Map the indexes of the 10-nearest neighbouring entities back into human-understandable labels. Does this make sense? Try the same thing with another entity (e.g., 'WALL·E').

Task: translation:

Add together the vectors for an entity and a relation that that gives meaning for the entity (e.g., 'J. K. Rowling' - 'influenced by', 'WALL·E' - 'genre'). Find the 10-nearest neighbouring entities for the vector sum. Does this make sense? Try more entities and relations. Try to find examples that work and that do not work well.

Code to get started

With graph embeddings, we ideally want to work with ipynb files.
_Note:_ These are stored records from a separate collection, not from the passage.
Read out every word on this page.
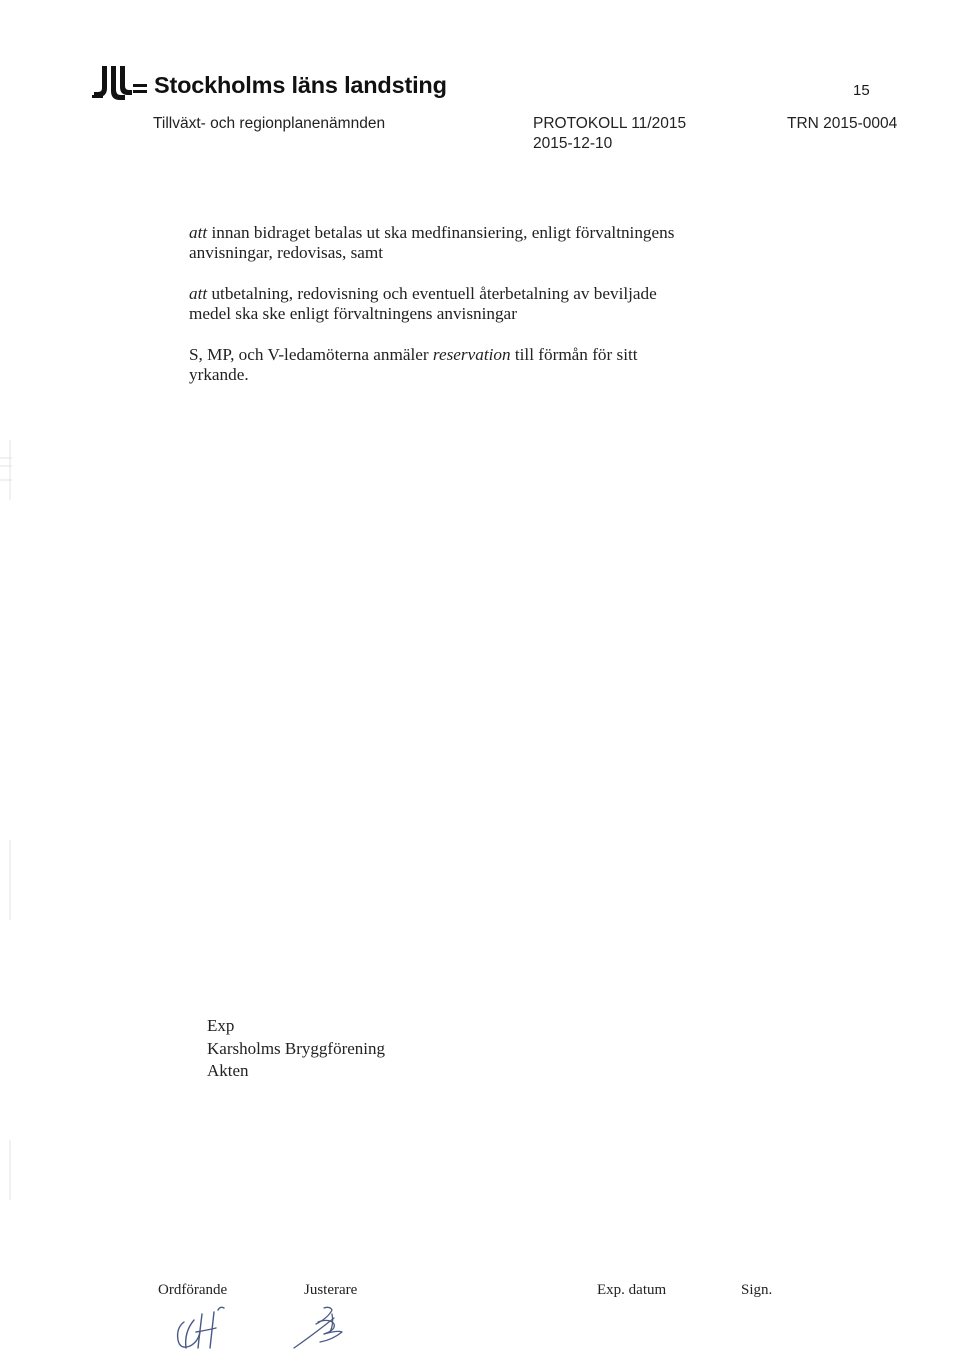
Stockholms läns landsting	15
Tillväxt- och regionplanenämnden	PROTOKOLL 11/2015
2015-12-10
TRN 2015-0004
att innan bidraget betalas ut ska medfinansiering, enligt förvaltningens
anvisningar, redovisas, samt
att utbetalning, redovisning och eventuell återbetalning av beviljade
medel ska ske enligt förvaltningens anvisningar
S, MP, och V-ledamöterna anmäler reservation till förmån för sitt
yrkande.
Exp
Karsholms Bryggförening
Akten
Ordförande	Justerare	Exp. datum	Sign.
The code below is prepared in the following link: https://colab.research.google.com/drive/1gS2D1XYSviAmhkS8moJIpY0N8ltJFM3C

!pip install torchkge
!pip install sklearn
!git clone https://github.com/villmow/datasets_knowledge_embedding.git

from torchkge.utils.datasets import load_fb15k237

kg_train, kg_val, kg_test = load_fb15k237()

print(list(kg_train.ent2ix.keys())[-10:])
print(list(kg_train.rel2ix.keys())[-10:])


"""Download files with human-readable labels for (most) Freebase entities used in the dataset. 
Labels seem to be missing for some entities used in FB15k-237."""

import json

TEXT_TRIPLES_DIR = 'datasets_knowledge_embedding/FB15k-237/'
with open(TEXT_TRIPLES_DIR+'entity2wikidata.json') as file:
    _entity2wikidata = json.load(file)

 ent2lbl = {
    ent: wd['label']
    for ent, wd in _entity2wikidata.items()
}
lbl2ent = {lbl: ent for ent, lbl in ent2lbl.items()}

print([
    ent2lbl[ent] 
    for ent in kg_train.ent2ix.keys()
    if ent in ent2lbl][-10:])

If You Have More Time

Try it out with different datasets, for example one you create youreself using SPARQL queries on an open KG.